Love the moss maps and the...everything! 
Great stuff, guys!


----------



## Kaputnik

Bravozero, and Appletreeman, i'm sure there will be return visits at some point


----------



## Kaputnik

I'd SO love to get this thing wailing in the dead of night, with a cordless drill, and a hex. socket!
It'd put the willies up a few Newton locals..........


----------



## Goldie87

Kaputnik said:


> I'd SO love to get this thing wailing in the dead of night, with a cordless drill, and a hex. socket!
> It'd put the willies up a few Newton locals..........



Haha me and Mr Sam were having a laugh discussing this the other day as it happens


----------



## Drama Queen

Well done you lot some really good pics there looks like a good explore its amazing what animals we are seeing just lately.


----------



## RiF

Kaputnik said:


> I'd SO love to get this thing wailing in the dead of night, with a cordless drill, and a hex. socket!
> It'd put the willies up a few Newton locals..........

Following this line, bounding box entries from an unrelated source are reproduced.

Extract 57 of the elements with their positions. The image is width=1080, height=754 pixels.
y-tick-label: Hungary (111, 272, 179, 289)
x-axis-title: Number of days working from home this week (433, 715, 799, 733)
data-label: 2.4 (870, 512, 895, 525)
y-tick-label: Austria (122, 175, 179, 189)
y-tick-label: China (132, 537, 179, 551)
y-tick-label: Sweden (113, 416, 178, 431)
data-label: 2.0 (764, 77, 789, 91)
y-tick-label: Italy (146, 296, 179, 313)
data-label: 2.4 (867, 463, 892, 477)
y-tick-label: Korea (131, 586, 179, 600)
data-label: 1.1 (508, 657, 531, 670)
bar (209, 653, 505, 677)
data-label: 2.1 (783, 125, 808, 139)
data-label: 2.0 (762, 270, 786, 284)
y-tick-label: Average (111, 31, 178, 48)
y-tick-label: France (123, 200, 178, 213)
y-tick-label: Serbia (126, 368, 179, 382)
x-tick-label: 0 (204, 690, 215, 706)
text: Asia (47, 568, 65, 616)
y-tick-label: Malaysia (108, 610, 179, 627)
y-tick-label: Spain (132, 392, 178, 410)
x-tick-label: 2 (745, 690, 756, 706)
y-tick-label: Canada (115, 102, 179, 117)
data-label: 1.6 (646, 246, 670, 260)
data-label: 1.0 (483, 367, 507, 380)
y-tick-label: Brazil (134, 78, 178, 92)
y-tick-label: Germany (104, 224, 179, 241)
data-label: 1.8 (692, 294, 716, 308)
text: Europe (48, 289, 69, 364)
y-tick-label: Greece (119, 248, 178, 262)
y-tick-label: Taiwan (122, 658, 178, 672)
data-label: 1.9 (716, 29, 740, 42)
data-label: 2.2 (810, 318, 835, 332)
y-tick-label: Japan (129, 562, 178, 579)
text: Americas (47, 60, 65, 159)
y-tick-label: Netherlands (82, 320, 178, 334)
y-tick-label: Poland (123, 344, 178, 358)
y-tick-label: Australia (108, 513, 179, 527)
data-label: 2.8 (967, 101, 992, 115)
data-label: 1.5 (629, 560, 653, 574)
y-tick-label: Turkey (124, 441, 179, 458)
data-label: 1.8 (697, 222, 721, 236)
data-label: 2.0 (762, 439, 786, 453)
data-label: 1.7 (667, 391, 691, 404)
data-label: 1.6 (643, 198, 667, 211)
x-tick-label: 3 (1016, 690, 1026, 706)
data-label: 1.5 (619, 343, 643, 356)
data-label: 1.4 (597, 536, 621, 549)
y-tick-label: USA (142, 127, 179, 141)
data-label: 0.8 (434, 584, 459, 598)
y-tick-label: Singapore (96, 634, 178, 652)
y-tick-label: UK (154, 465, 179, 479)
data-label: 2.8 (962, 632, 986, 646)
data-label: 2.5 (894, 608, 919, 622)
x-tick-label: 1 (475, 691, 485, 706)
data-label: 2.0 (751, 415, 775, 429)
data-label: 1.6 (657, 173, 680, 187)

An all the other people from the surounding villages, me included
but yet would it be wrong to do that......:icon_evil mwha!


----------



## ukmayhem

Really enjoyed your pictures, nice work guys


----------



## Stormhawk

Spent the afternoon there very recently. Didn't take any photos because I don't have a camera  I can't say I was overly keen on the place at first, the dorm blocks are all the same and the stench is unbearable! I'm trying not to think about the dead animals for fear of having nightmates  (Can you tell this was only my third explore? lol) Did find a few interesting bits though. There's a bunker in the community centre which we ventured down with the aid of our very dim mobile phone screens - that was quite an adventure. Was also fun reading all the interesting signs and random bits of literature that have been left lying around. Couldn't find a way in to the water tower or the control tower (completely forgot about 'sideways thinking' at the time) and I reallly really want to have a look inside the little building with 'Danger: X-rays' on the door, but I don't think there'll ever be much chance of that  Overall, it was a great explore and we found it very easy to get around the site. We did get spooked by a random dog on the way out though - figured it belonged to another explorer  Didn't stop to find out, I'm a bit phobic of dogs!


----------